Wednesday, February 27, 2008

International banking on a small scale

  "Due to global compliance payroll reporting we have made the decision to deliver all assignee remuneration shown on your balance sheet via your home country payroll.  However, we are pleased to introduce Reimbursement for Exchange Rate Loss.  This will be effective May 2008. We understand this is a big change and a member of the Global Assignments Team will be scheduling a meeting with you over the next few weeks to discuss the new process."

This is the sort of email that is guaranteed to take hours off my days and weeks off my life.

On the one hand, I serve at the pleasure of the corporation, so there's no sense in stressing over it. On the other, anything involving global banks and international money transfers these days is full or problems and procedures.Nov 2 2007 033

Prior to this note, my wages were divided and deposited into a US account for my family and a Dutch account for my living expenses.  With this announcement, it will all go to the US. So, the only way that I will have cash for living expenses is to wire a sizeable chunk of money over here every month, and then to apply for reimbursement of fees and exchange rate differentials, every month.

Welcome to the big leagues, as we say in the US...

I've got Dutch -> US transfers down to an art: the money arrives in a week and only one transmission has been lost in the past year.  In that case, the deposit was re-credited, but the merchant bank took off a $75 fee for it's trouble in returning my money to me.  Still, it's become a routine, five-keystroke operation (thank you Fortis).

On the US side, I use Washington Mutual, as in "Whoo hoo: WaMu".  That should be a hint: WaMu is a large bank ("$15 billion market cap; 2225 branches") but not a global one ("our friendly employees, our innovative approach to banking, or our work in our communities makes us unique").  This has big implications, as I found out in two hours of phone conversations last night.

First, they don't do currency exchanges.  They tell me that there are airport vendors and travel agencies for that sort of thing.

Second, despite their assurance that my account features ! Free * Unlimited * WorldWide * Wire * Transfers !, these cannot be done on-line.  Or by telephone.  The two options are (and I am not making this up):

   1-- Go in-person to the bank manager of my home branch and fill out a longhand paper form each time I want to make a transfer, or

   2-- Withdraw the cash and take it up the street to Western Union, please.

So everything must be dollar-denominated, and handled at the local-branch level as a personal transaction.  I tried getting in touch with my branch manager to explain that I live in The Netherlands (no, sorry: Holland), and to see if I could deposit a letter of authorization between us, agreeing to set up a recurring transfer.  However, the conversation faltered when the +31 part of my phone number led to a long discussion of how to make direct-dial international calls.  I haven't heard from him since.

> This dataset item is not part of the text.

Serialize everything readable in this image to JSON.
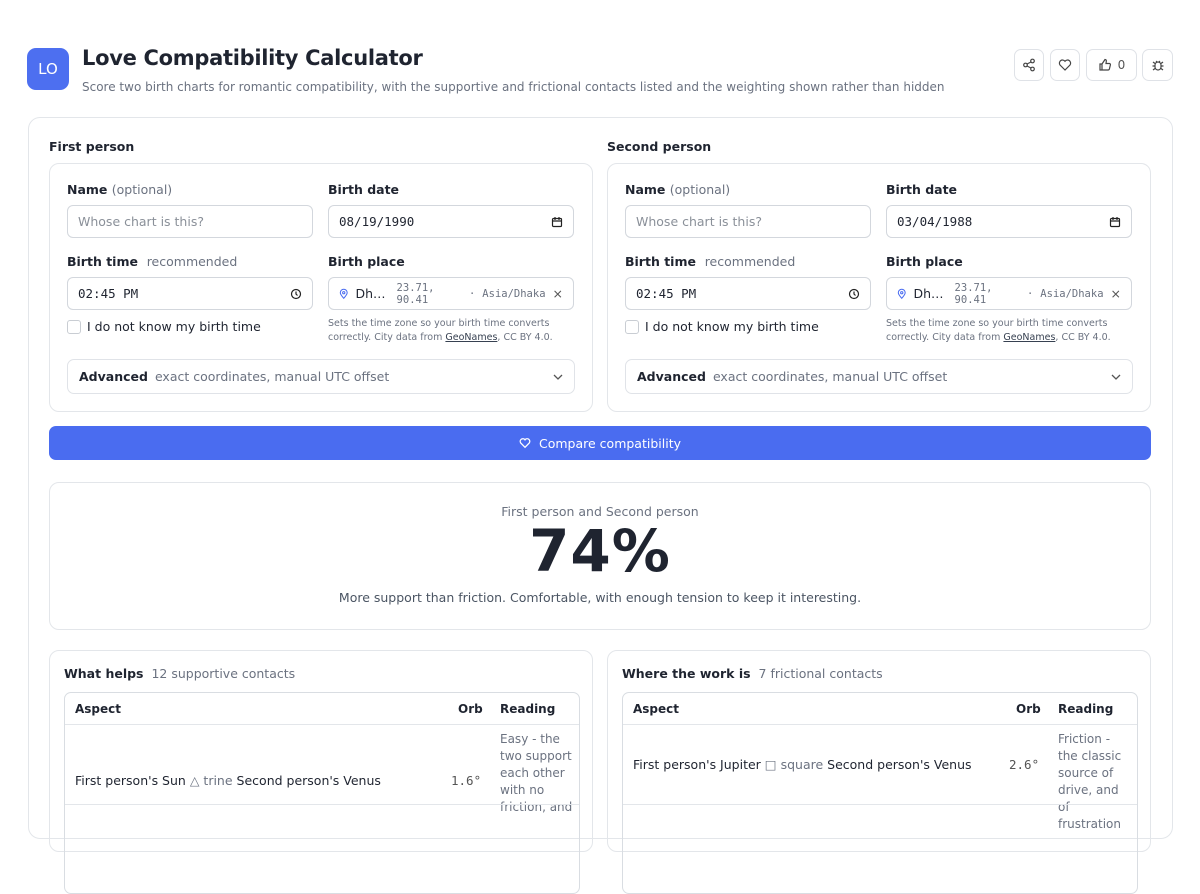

This doesn't inspire confidence.

I'm not sure what my solution will be: options include parking a large chunk of cash here (at 0.01% Dutch interest rates), working with a different bank (and re-doing my direct deposit arrangements), transferring through a brokerage like Schwab (who will accept instructions by fax, but not on-line or by phone), or to make monthly flights to the US to withdraw a bag of money (but under the $5000 limit at Customs).

As a regular reader of the Economist, I am well aware of the ceaseless flows of billions of dollars chasing opportunities around the globe, and of the wave of government monitoring and regulation that is trying to catch up with it.  Maybe.  But, at the local level of transferring a thousand dollars over international boundaries, the US system (and my home accounts) still has a long way to go.